Queueserver#

These classes implement the distributed optimization backend that connects Blop to a remote Bluesky Queueserver. See the Asynchronous Optimization with Bluesky Queueserver tutorial for a full worked example.

OptimizationResult#

class blop.queueserver.OptimizationResult(iterations_completed, num_points, uids)[source]#

The result of a completed or stopped optimization run.

Parameters:
iterations_completedint

The number of suggest -> acquire -> ingest cycles that finished successfully. For a run stopped early via QueueserverOptimizationRunner.stop(), this reflects however many iterations completed before the stop.

num_pointsint

The number of points suggested per iteration.

uidstuple[str, …]

The Bluesky run UIDs for each completed acquisition, in order. These can be used to retrieve raw data from a Tiled or databroker catalog for post-hoc analysis.

iterations_completed: int#
num_points: int#
uids: tuple[str, ...]#

QueueserverClient#

class blop.queueserver.QueueserverClient(re_manager_api, zmq_consumer_addr)[source]#

Bases: object

Handles communication with a Bluesky queueserver.

This class encapsulates all ZMQ and HTTP communication with the queueserver, including plan submission and event listening.

Parameters:
re_manager_apibluesky_queueserver_api.zmq.REManagerAPI

Manager instance for communication with Bluesky Queueserver

zmq_consumer_addrstr

Address for ZMQ document consumer (e.g., “localhost:5578”).

check_environment()[source]#

Verify that the queueserver environment is ready.

Raises:
RuntimeError

If the queueserver environment is not open.

check_devices_available(device_names)[source]#

Verify that all specified devices are available in the queueserver.

Parameters:
device_namesSequence[str]

Names of devices to check.

Raises:
ValueError

If any device is not available.

check_plan_available(plan_name)[source]#

Verify that a plan is available in the queueserver.

Parameters:
plan_namestr

Name of the plan to check.

Raises:
ValueError

If the plan is not available.

submit_plan(plan, autostart=True, timeout=600)[source]#

Submit a plan to the queueserver queue.

Parameters:
planBPlan

The plan to submit.

autostartbool, optional

If True, start the queue after adding the plan.

timeoutfloat, optional

Timeout in seconds when waiting for queue to be idle.

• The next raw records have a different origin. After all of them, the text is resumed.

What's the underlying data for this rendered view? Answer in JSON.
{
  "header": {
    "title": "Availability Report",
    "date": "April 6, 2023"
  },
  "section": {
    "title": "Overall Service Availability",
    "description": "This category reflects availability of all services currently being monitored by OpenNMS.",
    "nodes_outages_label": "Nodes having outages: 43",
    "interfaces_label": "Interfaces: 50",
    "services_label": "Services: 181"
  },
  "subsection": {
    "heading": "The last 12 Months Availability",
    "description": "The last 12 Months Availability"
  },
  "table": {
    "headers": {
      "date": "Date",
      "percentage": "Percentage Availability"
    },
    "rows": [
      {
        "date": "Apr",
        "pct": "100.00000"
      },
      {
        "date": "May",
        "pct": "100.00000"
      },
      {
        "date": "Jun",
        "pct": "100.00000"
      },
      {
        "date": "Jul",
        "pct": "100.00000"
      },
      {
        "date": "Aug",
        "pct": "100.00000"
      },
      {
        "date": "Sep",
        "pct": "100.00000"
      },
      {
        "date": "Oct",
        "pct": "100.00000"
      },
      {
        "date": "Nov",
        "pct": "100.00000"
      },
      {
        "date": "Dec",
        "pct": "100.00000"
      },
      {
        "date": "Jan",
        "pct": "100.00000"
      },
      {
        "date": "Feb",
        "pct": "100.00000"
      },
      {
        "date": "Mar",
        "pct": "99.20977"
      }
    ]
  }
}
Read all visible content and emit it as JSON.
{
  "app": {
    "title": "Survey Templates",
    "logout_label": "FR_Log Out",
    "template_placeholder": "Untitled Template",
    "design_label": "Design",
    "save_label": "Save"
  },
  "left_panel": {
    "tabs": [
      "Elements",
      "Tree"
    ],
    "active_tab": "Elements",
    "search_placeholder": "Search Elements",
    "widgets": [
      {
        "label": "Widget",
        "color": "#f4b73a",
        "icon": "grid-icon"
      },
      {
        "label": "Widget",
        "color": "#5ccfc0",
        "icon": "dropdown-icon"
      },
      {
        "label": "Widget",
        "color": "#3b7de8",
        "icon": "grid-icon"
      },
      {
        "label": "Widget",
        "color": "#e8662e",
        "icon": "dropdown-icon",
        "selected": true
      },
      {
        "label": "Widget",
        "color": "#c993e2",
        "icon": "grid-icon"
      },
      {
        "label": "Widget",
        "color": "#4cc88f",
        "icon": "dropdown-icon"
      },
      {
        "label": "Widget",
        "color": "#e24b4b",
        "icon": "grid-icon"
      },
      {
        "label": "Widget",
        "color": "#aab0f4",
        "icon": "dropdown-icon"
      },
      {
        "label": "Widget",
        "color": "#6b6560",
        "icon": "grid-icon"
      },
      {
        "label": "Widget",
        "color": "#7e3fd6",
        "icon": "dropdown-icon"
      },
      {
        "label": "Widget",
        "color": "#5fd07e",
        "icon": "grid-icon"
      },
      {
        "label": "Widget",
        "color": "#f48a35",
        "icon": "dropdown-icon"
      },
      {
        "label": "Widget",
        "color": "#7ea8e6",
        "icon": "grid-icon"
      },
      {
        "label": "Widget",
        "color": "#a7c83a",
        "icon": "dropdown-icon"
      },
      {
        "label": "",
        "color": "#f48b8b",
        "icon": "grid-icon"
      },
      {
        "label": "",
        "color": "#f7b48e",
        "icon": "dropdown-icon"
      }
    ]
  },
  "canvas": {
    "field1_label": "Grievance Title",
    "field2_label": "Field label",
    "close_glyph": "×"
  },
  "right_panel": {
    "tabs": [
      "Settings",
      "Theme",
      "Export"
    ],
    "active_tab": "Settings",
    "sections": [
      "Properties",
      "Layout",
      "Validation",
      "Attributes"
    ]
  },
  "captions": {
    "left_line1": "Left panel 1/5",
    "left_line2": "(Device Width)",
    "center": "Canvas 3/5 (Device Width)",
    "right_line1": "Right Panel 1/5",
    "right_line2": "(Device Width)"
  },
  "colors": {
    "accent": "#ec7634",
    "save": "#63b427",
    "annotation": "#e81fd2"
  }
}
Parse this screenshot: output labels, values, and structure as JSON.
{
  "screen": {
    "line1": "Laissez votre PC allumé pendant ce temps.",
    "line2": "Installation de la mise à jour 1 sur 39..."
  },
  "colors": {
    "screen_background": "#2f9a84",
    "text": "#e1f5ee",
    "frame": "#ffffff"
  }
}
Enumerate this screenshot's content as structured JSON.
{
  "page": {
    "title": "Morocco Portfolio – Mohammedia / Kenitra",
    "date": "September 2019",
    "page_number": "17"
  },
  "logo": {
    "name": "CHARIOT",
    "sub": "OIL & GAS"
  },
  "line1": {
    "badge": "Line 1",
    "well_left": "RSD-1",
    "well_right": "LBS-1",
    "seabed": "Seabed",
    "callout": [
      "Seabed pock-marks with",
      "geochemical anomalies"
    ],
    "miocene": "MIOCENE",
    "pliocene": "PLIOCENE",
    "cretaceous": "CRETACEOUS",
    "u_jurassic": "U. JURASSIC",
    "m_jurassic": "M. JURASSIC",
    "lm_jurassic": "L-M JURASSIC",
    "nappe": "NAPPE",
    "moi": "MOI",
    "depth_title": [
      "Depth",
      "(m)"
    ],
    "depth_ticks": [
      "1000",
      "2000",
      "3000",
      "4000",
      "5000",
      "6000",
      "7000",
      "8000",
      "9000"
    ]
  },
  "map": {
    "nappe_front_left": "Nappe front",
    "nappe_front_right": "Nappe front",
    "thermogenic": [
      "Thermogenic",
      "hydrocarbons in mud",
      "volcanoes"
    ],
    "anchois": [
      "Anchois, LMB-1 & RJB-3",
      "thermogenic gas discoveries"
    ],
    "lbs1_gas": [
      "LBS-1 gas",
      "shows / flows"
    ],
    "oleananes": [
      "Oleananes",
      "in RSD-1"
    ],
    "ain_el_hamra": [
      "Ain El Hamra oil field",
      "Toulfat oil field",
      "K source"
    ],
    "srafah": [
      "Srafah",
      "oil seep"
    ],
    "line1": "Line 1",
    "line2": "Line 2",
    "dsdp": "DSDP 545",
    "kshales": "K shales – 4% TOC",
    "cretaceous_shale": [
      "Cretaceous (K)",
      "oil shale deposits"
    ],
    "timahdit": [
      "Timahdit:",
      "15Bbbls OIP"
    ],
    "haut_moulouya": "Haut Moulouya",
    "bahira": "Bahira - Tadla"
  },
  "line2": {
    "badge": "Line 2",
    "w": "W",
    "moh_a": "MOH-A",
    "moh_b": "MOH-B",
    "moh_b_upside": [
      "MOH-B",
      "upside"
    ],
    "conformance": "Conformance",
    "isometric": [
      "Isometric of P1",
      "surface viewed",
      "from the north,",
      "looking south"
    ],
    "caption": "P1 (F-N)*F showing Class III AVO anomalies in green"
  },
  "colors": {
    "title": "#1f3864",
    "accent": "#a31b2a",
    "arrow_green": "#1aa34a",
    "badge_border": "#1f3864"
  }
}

start_listener(on_stop)[source]#

Start listening for document events from the queueserver.

Parameters:
on_stopcallable

Callback invoked when a stop document is received. Signature: on_stop(start_doc, stop_doc)

stop_listener()[source]#

Stop the ZMQ listener thread.

QueueserverOptimizationRunner#

class blop.queueserver.QueueserverOptimizationRunner(optimization_problem, queueserver_client)[source]#

Bases: object

Runs optimization loops through a Bluesky queueserver.

This class coordinates the optimization workflow by getting suggestions from the optimizer, submitting acquisition plans to the queueserver, and ingesting results when plans complete.

Parameters:
optimization_problemQueueserverOptimizationProblem

The optimization problem to solve, containing the optimizer, actuators, sensors, and evaluation function.

queueserver_clientQueueserverClient

Client for communicating with the queueserver.

property optimization_problem: QueueserverOptimizationProblem#

The optimization problem being solved.

property current_iteration: int#

The current iteration number (0 if not running).

run(iterations=1, num_points=1)[source]#

Run the optimization loop.

Validates the queueserver state, then begins the suggest -> acquire -> ingest cycle. This method returns immediately; the optimization runs asynchronously via callbacks on the Bluesky document stream.

Parameters:
iterationsint

Number of optimization iterations to run.

num_pointsint

Number of points to suggest per iteration.

Returns:
concurrent.futures.Future[OptimizationResult]

A future that resolves to an OptimizationResult when all iterations complete, or when stop() is called. If the optimization loop raises an unhandled exception the future will hold that exception and re-raise it on .result().

Raises:
RuntimeError

If the queueserver environment is not ready.

ValueError

If required devices or plans are not available.

submit_suggestions(suggestions)[source]#

Manually submit suggestions to the queue. This method returns immediately; the optimization runs asynchronously via callbacks on the Bluesky document stream.

Parameters:
suggestionslist[dict]

Parameter combinations to evaluate. Can be:

  • Optimizer suggestions (with “_id” keys from suggest())

  • Manual points (without “_id”, requires CanRegisterSuggestions protocol)

Returns:
concurrent.futures.Future[OptimizationResult]

A future that resolves to an OptimizationResult when the acquisition completes. If an unhandled exception occurs the future will hold it and re-raise on .result().

stop()[source]#

Stop the optimization loop gracefully.

The future returned by run() or submit_suggestions() will be resolved with a partial OptimizationResult containing however many iterations completed before the stop.